Microsoft to convert temps to unionized employees

Microsoft.Bloomberg.jpg
Krisztian Bocsi/Bloomberg

Microsoft is converting a group of subcontracted temps into unionized employees, bucking an industry trend and expanding organized labor's new foothold at the software giant.

In January, Microsoft agreed for the first time to collectively bargain with a labor union: ZeniMax Workers United, an affiliate of the Communications Workers of America that represented some 300 quality assurance workers at a Microsoft-owned video game studio. Union contract negotiations have been underway since April, according to CWA. 

As part of those talks, Microsoft recently agreed that a group of 77 contract staff doing similar work would become employees represented by the union. Previously these people had technically been employed by the staffing agency TCWGlobal. 

Read more: Union strikes from California to New York: Why nurses are demanding better pay and safer work conditions

Some of the contract staffers' roles were being terminated this fall, CWA said. Instead, 23 of them will get permanent full-time Microsoft jobs, with a 22% pay increase. The rest will get temporary positions as Microsoft employees, $2.75-an-hour raises and paid sick days and holidays. They will also receive copies of the Starfield video game they worked on, a perk previously denied to contract workers.
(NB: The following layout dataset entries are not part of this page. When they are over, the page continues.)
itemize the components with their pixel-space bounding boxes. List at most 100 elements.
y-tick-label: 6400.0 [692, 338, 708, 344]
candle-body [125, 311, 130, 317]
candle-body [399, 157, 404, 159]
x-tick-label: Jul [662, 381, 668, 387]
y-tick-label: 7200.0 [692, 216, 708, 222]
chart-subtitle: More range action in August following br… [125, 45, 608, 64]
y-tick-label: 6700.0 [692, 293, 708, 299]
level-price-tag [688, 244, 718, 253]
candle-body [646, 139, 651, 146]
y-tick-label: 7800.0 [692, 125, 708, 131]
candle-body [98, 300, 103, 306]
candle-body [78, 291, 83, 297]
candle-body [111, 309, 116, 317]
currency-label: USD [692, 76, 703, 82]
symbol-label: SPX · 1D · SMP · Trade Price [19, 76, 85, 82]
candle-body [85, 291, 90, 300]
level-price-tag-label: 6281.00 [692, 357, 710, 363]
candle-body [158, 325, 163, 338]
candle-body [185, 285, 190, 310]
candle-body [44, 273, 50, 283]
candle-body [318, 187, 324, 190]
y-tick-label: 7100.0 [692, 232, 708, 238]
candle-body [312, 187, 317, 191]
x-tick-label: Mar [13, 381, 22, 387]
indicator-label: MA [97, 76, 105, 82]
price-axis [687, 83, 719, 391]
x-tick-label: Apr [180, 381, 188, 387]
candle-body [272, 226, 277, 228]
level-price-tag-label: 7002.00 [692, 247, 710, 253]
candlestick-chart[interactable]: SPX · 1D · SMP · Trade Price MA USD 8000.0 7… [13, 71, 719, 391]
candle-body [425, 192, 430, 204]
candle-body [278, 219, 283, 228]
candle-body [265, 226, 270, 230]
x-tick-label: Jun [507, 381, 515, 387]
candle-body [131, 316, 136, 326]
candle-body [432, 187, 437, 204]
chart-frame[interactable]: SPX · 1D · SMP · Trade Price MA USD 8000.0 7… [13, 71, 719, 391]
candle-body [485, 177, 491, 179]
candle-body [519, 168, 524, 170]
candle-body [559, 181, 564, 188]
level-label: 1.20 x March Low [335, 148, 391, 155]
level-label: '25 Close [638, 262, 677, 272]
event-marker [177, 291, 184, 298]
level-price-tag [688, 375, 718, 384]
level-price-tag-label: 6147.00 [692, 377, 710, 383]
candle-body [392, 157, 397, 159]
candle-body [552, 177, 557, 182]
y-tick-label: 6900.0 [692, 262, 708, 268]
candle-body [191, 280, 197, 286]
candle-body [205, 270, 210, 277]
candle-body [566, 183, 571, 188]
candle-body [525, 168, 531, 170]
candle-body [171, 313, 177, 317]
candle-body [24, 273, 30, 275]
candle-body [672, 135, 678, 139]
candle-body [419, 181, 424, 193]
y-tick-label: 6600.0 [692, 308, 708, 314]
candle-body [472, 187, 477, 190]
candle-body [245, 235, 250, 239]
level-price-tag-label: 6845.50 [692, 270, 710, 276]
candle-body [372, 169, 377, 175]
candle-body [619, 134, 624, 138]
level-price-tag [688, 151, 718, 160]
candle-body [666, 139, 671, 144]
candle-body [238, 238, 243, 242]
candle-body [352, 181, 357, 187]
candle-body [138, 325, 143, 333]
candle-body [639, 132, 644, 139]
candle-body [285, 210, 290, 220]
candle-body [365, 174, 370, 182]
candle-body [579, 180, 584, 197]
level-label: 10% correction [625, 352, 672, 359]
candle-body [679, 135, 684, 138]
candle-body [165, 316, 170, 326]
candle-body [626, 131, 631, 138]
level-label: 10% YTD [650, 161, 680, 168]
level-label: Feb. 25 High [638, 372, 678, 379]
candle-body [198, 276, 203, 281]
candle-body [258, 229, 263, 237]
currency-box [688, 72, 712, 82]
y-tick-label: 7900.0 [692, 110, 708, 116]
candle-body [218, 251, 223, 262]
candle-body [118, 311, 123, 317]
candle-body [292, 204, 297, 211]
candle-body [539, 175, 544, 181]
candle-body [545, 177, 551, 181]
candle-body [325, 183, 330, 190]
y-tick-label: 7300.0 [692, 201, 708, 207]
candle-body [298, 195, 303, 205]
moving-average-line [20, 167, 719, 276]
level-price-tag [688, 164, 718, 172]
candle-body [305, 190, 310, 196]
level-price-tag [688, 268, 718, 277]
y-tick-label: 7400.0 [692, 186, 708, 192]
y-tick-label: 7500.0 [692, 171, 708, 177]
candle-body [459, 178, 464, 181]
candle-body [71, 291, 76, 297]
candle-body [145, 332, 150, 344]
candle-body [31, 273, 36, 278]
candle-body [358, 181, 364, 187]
The union said it will continue trying to secure additional permanent jobs for Microsoft's contract workforce. 

"It's made it possible to give a lot of great benefits to a lot of great people and this is a great opportunity for people who normally would feel like they don't have a voice," said Aubrey Litchfield, a member of ZeniMax's organizing committee. The union informed Microsoft last summer that most of the contract staff had agreed to join it.

Microsoft confirmed that, "after discussions with CWA," it is converting some contract staff to employees. "We look forward to continued good faith negotiations as we work towards a collective bargaining agreement," Microsoft Vice President Amy Pannoni said in an emailed statement.

Read more: How tech employers can prepare for unionization

CWA's activism also led the Los Angeles Times and Conde Nast to convert contract workers to direct employees, including New Yorker magazine fact-checkers, the union has said.

More broadly, U.S. companies have moved in the other direction. They've increasingly relied on workers who aren't considered employees, including those who are franchised, subcontracted or deemed independent contractors. The approach can mean fewer costs and liabilities for management and lesser rights and benefits for workers. 

Over the years, Microsoft has had a fraught relationship with contract workers. In 2000, the company agreed to pay $97 million to settle a class action brought by workers who called themselves "permatemps" and alleged they were wrongly excluded from employee benefits.

In 2016, a group of sub-contracted bug testers filed a complaint with the National Labor Relations Board accusing Microsoft of eliminating their positions after they unionized and negotiated a contract with their staffing agency. Microsoft denied wrongdoing, and the workers eventually settled with the agency.

Read more: Starbucks workers are winning the union fight on TikTok

More recently, Microsoft has set itself apart from many peers by announcing a friendlier approach to union organizing. In 2022, as it sought regulatory approval to buy Activision Blizzard, it announced a new set of principles including a commitment to "collaborative approaches that will make it simpler" for workers to choose whether to unionize. 

The company also entered an agreement with CWA on more specific terms that would ease unionizing certain staff and, when ZeniMax workers sought to unionize, stayed neutral rather than opposing their efforts.